In der App gibt es einen Equalizer sowie vier vorgegebene Modi zur Klanganpassung. Wir können unter anderem Bluetooth-Multipoint, die Trageerkennung und, im Fall der Open Dots 2, die Fallerkennung abschalten. Der Ladestand beider Clips sowie des Ladeetuis wird leider nur sehr ungenau in Zehnerschritten angegeben.

Firmware-Updates werden angenehm schnell innerhalb weniger Minuten installiert und lassen sich bei Bedarf manuell vornehmen. Zudem können wir die Clips aus der App heraus piepen lassen, falls sie verlegt wurden.
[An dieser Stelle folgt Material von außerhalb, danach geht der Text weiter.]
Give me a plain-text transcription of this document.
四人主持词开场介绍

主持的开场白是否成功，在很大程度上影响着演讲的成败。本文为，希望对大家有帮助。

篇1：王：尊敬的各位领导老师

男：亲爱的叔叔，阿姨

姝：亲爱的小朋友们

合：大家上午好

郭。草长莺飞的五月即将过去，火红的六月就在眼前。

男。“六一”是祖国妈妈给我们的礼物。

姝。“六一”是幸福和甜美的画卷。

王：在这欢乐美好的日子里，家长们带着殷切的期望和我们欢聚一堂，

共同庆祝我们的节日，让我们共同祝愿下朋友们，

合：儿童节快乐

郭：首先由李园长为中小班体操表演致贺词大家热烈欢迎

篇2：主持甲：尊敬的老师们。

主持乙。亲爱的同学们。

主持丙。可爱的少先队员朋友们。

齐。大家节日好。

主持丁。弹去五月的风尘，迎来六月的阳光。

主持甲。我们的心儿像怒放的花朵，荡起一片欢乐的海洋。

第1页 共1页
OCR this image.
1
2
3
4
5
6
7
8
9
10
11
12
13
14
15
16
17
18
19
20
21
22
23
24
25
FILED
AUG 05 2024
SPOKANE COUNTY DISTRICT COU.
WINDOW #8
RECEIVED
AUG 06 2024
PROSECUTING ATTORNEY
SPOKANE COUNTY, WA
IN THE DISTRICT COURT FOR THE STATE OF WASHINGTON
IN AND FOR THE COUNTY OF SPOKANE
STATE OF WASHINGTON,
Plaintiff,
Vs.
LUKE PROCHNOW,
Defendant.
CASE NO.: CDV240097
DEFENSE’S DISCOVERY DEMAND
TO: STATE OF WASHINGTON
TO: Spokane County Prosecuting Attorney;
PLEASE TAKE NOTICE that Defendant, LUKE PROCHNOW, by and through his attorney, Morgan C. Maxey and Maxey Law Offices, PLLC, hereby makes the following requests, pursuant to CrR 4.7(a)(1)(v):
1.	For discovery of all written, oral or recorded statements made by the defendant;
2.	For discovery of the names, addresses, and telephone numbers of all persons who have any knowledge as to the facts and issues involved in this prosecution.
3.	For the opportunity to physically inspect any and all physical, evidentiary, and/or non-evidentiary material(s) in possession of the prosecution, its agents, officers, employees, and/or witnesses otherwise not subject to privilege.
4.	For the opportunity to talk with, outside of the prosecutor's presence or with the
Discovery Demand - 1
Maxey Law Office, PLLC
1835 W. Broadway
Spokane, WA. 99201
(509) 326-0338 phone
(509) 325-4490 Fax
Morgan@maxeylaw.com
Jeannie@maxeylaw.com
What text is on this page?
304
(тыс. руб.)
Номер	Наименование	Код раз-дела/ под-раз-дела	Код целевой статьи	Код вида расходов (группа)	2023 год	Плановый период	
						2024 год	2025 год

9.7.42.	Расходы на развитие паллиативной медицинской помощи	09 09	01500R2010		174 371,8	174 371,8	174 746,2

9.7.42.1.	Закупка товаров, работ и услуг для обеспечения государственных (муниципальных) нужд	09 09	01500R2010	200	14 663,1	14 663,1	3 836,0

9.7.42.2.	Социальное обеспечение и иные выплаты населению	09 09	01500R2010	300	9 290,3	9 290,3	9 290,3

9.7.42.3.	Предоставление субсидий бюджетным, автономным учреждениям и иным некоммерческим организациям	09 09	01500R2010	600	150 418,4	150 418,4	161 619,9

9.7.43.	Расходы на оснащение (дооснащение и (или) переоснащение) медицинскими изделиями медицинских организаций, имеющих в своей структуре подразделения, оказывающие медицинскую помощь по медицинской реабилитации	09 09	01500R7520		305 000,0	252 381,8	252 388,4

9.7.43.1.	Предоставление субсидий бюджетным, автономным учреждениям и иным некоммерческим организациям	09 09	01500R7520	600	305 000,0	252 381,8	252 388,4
Für die Open Dots 2 nennt Shokz eine Akkulaufzeit von bis zu zehn Stunden. Es gibt also auch hier keine Änderung zum Vorgängermodell. Nach fünf Minuten Ladezeit halten sie etwa zwei Stunden durch. Mit dem Ladeetui lassen sich die Clip-Akkus bis zu dreimal aufladen, so dass sich eine Gesamtakkulaufzeit von 40 Stunden ergibt. Das Ladeetui der Open Dots 2 hat eine USB-C-Buchse und lässt sich bei Bedarf wie der Vorgänger drahtlos aufladen.

Die Ladeetuis sind unterschiedlich

Die Open Dots Air müssen nach neun Stunden wieder geladen werden und lassen sich ebenfalls dreimal aufladen. Die Gesamtakkulaufzeit beläuft sich hier auf 36 Stunden. Die Schnellladetechnik ist weniger leistungsfähig als bei den Open Dots 2, für zwei Stunden müssen die Clip-Akkus 10 Minuten geladen werden. Das Ladeetui des Air-Modells unterstützt kein drahtloses Laden, es geht nur über den USB-C-Anschluss.

Das angenehm kompakte Ladeetui der Open Dots 2 entspricht bezüglich der Bauform dem Etui des Vorgängermodells, der Umgang ist unkompliziert und selbsterklärend. Beim Ladeetui der Open Dots Air wurde eine etwas andere Ablage gestaltet, die stark an die ersten Freeclip erinnert.

Etwas unschön: Die Air-Clips werden so im Etui gehalten, dass der Kopfhörerteil bei Bewegungen in der Mulde des Etuis zu viel Spiel hat und dann gegen die Innenseite des Etuis haut. Dadurch sind immer Klappergeräusche zu hören, sobald das angenehm kompakte Etui bewegt wird. Der Kopplungsmodus wird am Etui über eine Sensorfläche aktiviert, die das nicht immer wahrnimmt. Dann brauchen wir mehrere Anläufe. Außerdem könnte die Fläche besser markiert sein. Eine fühlbare Taste ist einfach angenehmer.